Modern dünyada her şey değişirken kadının değişmemesi, kaybedilme korkusu yaşatan değer ve kurumların korunması adına eski (ve kısmen muhayyel) “kafes arkası” kültüründe olduğu şekilde varlığını görünmez kılması bekleniyor. Oysa böyle bir sebatı mümkün kılacak gelişme ortamlarından da mahrum bırakılmış kadınlardır çoğunlukla, büyük ödev yüklenenler. Hoş zaten yüceltme söyleminin hemen yanında aşağılama dili tetikte beklemektedir.
Hicaptan yoksun bakışın sahibi işçi de olabilir işveren de, akraba da olabilir yabancı da, tahsilli de olabilir tahsilsiz de… Nasihat ve uyarıya, muhasebe ve tebliğe kapalı alanlarda hayat bulan bıçkın bir dil, hiç edinemediği veya geliştiremediği bakış hicabının yoksunluğunda, kamusal alanda çalışan veya işte yoldan geçen kadını kendi zihninde oluşan fesadın sorumlusu biliyor. Kadını Allah tarafından yaratılan, dengi, eşiti bir insan, bir şahsiyet; insanın diğer yarısı olarak görmeyi öğrenememiş zihin, tacizi, tecavüzü suç değil, cevaza yormaya hazır olduğu işaretlerle oluşmuş bir hak sayıyor. Çeşitli yayınlar ve panolar hurafelerin beslediği bu bıçkın bakışı, kadınları “parçalı beden”den ibaret görme yönünde cesaretlendirmekte kuşkusuz.
Fakat bu tacize açık bakışı da kişi, kadınların bulunduğu bir aile ortamında ediniyor, değil mi? Aile içinde hemcinsine ve karşı cinse saygı göstermeyi öğrenememiş bir çocuk eksik değerlerle adım atıyor toplum hayatına. Terbiyesinde eksik kalan değerlerin yokluğunda, kendini her zaman haklı, üstün, alacaklı ve mazur biliyor.

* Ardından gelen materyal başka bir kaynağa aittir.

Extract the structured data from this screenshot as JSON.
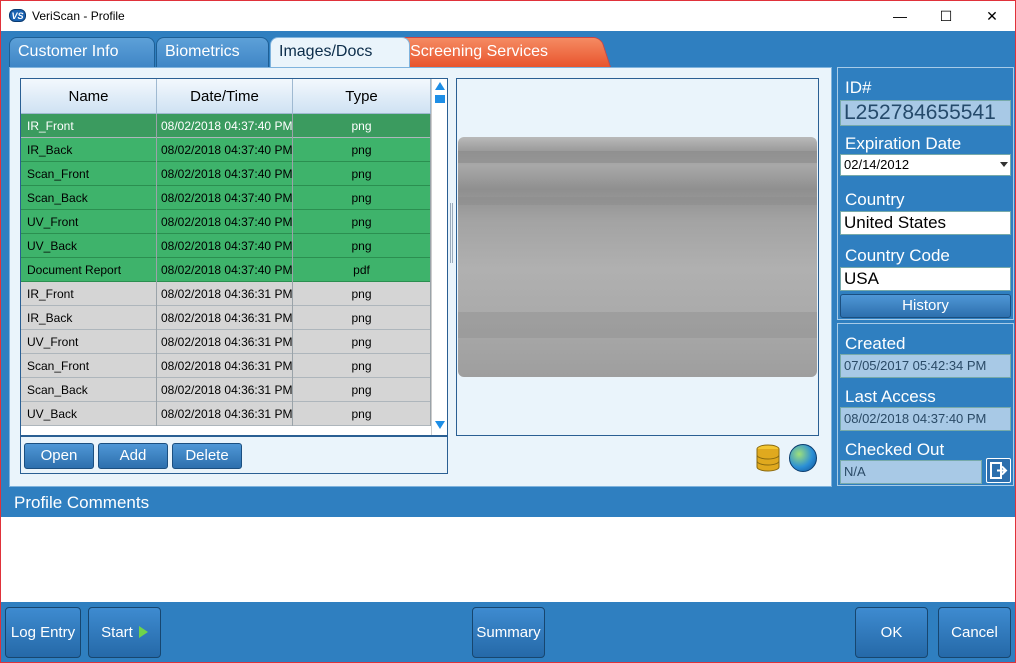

Bir toplum kendisini dayanıklı ve anlamlı kılan değerlerin toplumsal muaşerette silikleşmesini bir sorun olarak görmediğinde, malumat kanalları ne kadar işlek olursa olsun, cahiliyeye açıyor kapılarını. Bu nedenle Veda Hutbesi’ni sık sık yeniden düşünerek okumalıyız, özellikle şu pasajını
“Ey İnsanlar! Kanlarınız, canlarınız, yaşama hakkınız, mallarınız, namuslarınız, haysiyet ve şerefleriniz, vücut bütünlüğünüz Rabbinizle buluşacağınız güne kadar bu ayınızda, bu beldenizde, bu gününüzün saygıya, korunmaya layık olduğu gibi, saygıya ve korunmaya layıktır, dokunulmazdır. Ancak İslam'ın koyduğu sorumluluk gereği uygulanan gerekçeli karara dayalı cezalar müstesnadır.”

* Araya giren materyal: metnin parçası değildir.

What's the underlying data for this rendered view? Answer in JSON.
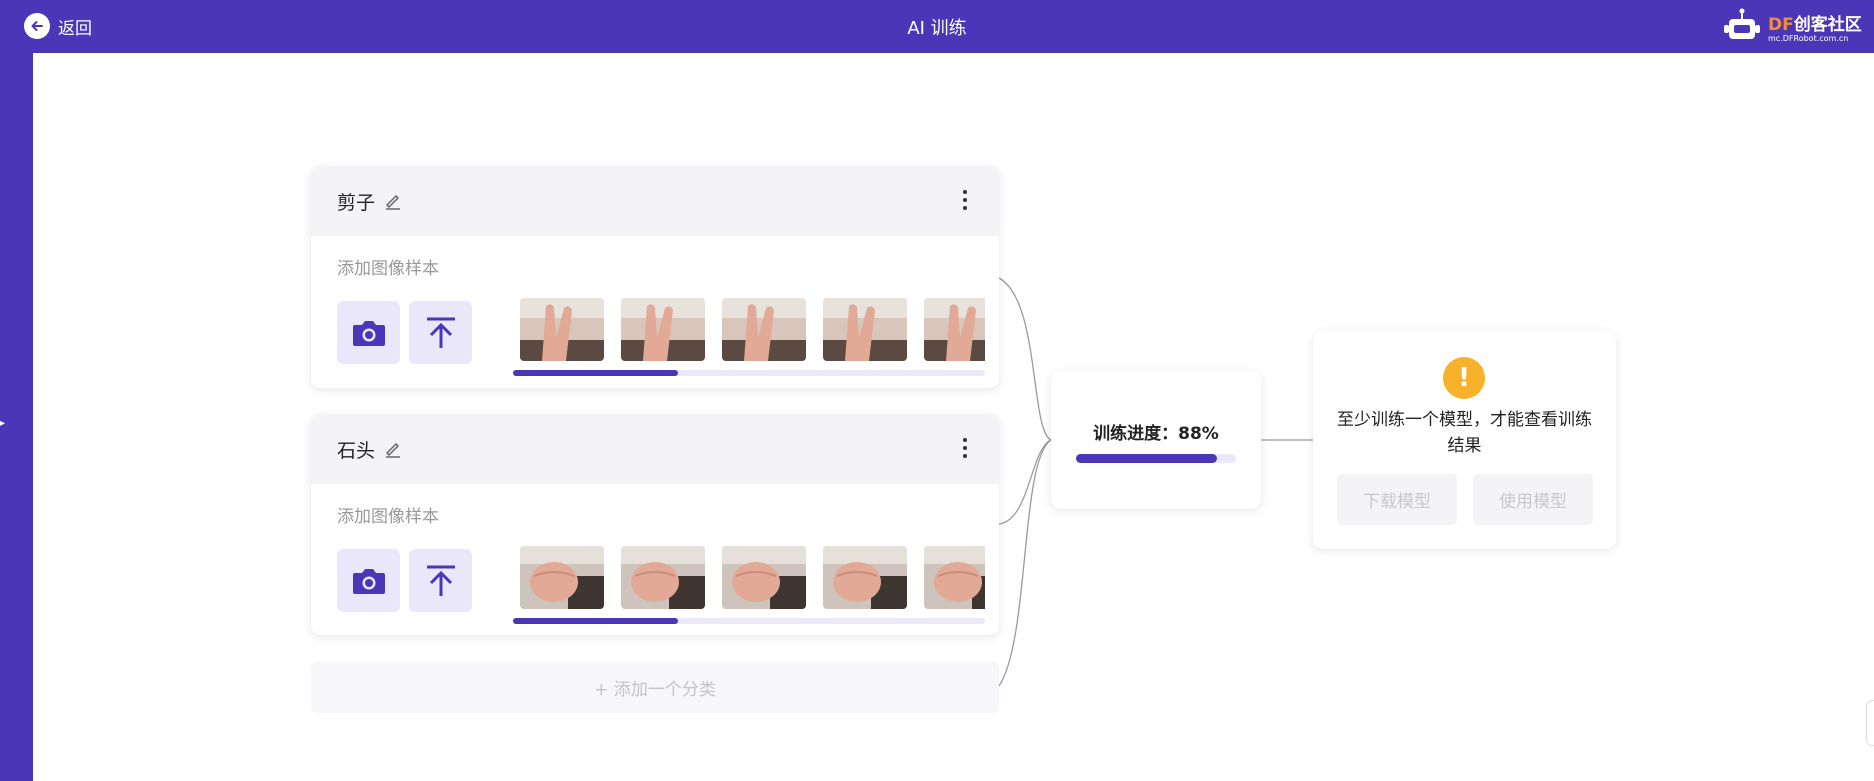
{
  "header": {
    "back_label": "返回",
    "title": "AI 训练",
    "logo_text_df": "DF",
    "logo_text_rest": "创客社区",
    "logo_sub": "mc.DFRobot.com.cn"
  },
  "classes": [
    {
      "name": "剪子",
      "add_samples_label": "添加图像样本",
      "progress_percent": 35,
      "thumbnails": [
        "hand-scissors",
        "hand-scissors",
        "hand-scissors",
        "hand-scissors",
        "hand-scissors"
      ]
    },
    {
      "name": "石头",
      "add_samples_label": "添加图像样本",
      "progress_percent": 35,
      "thumbnails": [
        "hand-fist",
        "hand-fist",
        "hand-fist",
        "hand-fist",
        "hand-fist"
      ]
    }
  ],
  "add_class_label": "+ 添加一个分类",
  "training": {
    "label": "训练进度：88%",
    "progress_percent": 88
  },
  "result": {
    "message": "至少训练一个模型，才能查看训练结果",
    "download_label": "下载模型",
    "use_label": "使用模型"
  },
  "colors": {
    "brand": "#4c36b8",
    "brand_light": "#ebe7fa",
    "warning": "#f7b12b"
  },
  "icons": [
    "back-arrow-icon",
    "edit-pencil-icon",
    "more-vertical-icon",
    "camera-icon",
    "upload-icon",
    "warning-icon"
  ]
}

Kamu görevlisi, ebeveyn, eş olmak, kişinin canı ve bedeni, mahremiyeti konusunda temellük hakkı sunmaz kimseye. Şiddet gibi taciz de mahrem bir konu değildir, insanların malı, canı ve ırzı dokunulmazdır ve hiçbir gerekçe bu dokunulmazlığı ortadan kaldıramaz. Herhangi keyfi bir tutuma izin verilmez kamusal işlerde Veda Hutbesi’nde, söz konusu insanın hayat hakkı ve haysiyeti olduğunda.